Le paysage syndical guinéen traverse une zone de turbulences. Depuis le 4 février dernier, l’Union Syndicale des Travailleurs de Guinée (USTG), dirigée par Abdoulaye Camara, s’est officiellement retirée de la coordination nationale du Mouvement Syndical Guinéen (MSG). Ce lundi 16 février 2026, la CNTG a réagi à cette décision, qualifiant les accusations de l’USTG de « simples balivernes ».
Le bureau exécutif national de l’USTG justifie ce retrait par une prétendue « caporalisation » de la coordination, pointant du doigt la gestion d’Amadou Diallo. Une décision prise à l’issue d’une réunion élargie aux fédérations le 28 janvier dernier.
Interrogé par notre rédaction ce lundi, El Hadj Mamadou Saliou Diallo, porte-parole de la CNTG (Confédération Nationale des Travailleurs de Guinée), a balayé d’un revers de main ces critiques.
Selon le porte-parole, le mouvement syndical a analysé en détail la correspondance de retrait de l’USTG : « Toutes les critiques formulées dans cette lettre ont été analysées point par point. Nous avons compris qu’il ne s’agit que de simples chefs d’accusation sans fondement. C’est le principe du « qui veut noyer son chien l’accuse de rage ». Les accusations portées contre le coordinateur général et la CNTG ne sont que des balivernes et une tentative de salir des responsables. C’est un faux débat… Les auteurs de cet acte auraient dû faire preuve de plus de retenue », a-t-il martelé.

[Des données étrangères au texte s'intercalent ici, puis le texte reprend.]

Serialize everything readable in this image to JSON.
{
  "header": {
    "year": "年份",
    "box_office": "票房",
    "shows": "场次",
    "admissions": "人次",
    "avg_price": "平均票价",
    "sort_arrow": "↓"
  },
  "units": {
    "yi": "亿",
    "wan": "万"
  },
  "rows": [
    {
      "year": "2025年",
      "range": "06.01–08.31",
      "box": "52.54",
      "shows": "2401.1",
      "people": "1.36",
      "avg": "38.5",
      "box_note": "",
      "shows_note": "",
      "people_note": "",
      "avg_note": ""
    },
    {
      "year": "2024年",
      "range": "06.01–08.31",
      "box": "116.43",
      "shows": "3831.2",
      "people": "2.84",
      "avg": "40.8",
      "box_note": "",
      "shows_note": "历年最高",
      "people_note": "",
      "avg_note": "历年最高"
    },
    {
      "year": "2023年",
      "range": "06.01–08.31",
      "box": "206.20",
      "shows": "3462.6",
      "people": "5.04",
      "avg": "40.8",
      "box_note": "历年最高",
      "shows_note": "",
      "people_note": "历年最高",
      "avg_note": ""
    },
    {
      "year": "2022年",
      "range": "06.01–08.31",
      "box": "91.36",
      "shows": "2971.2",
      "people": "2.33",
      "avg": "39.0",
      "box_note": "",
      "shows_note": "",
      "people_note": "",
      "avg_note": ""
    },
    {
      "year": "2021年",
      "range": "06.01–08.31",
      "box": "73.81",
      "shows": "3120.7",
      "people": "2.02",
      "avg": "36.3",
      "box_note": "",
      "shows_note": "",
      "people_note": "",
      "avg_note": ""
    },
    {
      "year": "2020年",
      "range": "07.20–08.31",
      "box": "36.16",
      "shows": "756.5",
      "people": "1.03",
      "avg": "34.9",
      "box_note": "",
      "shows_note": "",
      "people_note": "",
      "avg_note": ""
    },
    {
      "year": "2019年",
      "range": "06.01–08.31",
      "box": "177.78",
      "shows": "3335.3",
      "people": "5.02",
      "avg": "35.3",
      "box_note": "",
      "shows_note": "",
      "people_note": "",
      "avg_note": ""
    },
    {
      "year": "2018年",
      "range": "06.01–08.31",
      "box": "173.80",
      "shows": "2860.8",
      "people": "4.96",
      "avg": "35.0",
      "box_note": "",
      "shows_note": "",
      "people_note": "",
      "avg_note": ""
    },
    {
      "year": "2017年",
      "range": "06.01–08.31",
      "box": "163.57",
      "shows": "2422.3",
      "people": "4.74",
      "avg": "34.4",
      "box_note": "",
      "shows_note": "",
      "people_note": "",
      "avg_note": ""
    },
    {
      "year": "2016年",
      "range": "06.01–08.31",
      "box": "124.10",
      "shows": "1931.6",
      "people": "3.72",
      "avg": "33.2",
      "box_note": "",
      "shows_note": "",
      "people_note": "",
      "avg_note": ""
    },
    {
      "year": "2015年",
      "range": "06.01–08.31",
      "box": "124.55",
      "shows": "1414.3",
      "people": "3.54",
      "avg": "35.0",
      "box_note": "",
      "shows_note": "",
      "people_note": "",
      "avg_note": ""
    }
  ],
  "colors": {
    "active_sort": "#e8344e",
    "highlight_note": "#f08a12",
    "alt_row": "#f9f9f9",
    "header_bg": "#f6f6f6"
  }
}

Face aux interrogations sur une éventuelle fragilisation du mouvement syndical, El Hadj Mamadou Saliou Diallo se veut rassurant et met en avant la solidité de son institution :
« Cela n’a absolument aucun impact sur le fonctionnement de la CNTG. Notre exécutif est structuré en neuf départements avec une organisation unique en Guinée. Nous avons l’expérience de ces mouvements. Depuis l’avènement du pluralisme syndical en 1984-1985, nous avons vu des syndicats partir et d’autres s’affilier. La haine et la jalousie ne mènent nulle part ; il faudrait plutôt servir aux citoyens les vrais motifs de ces départs », a-t-il conclu.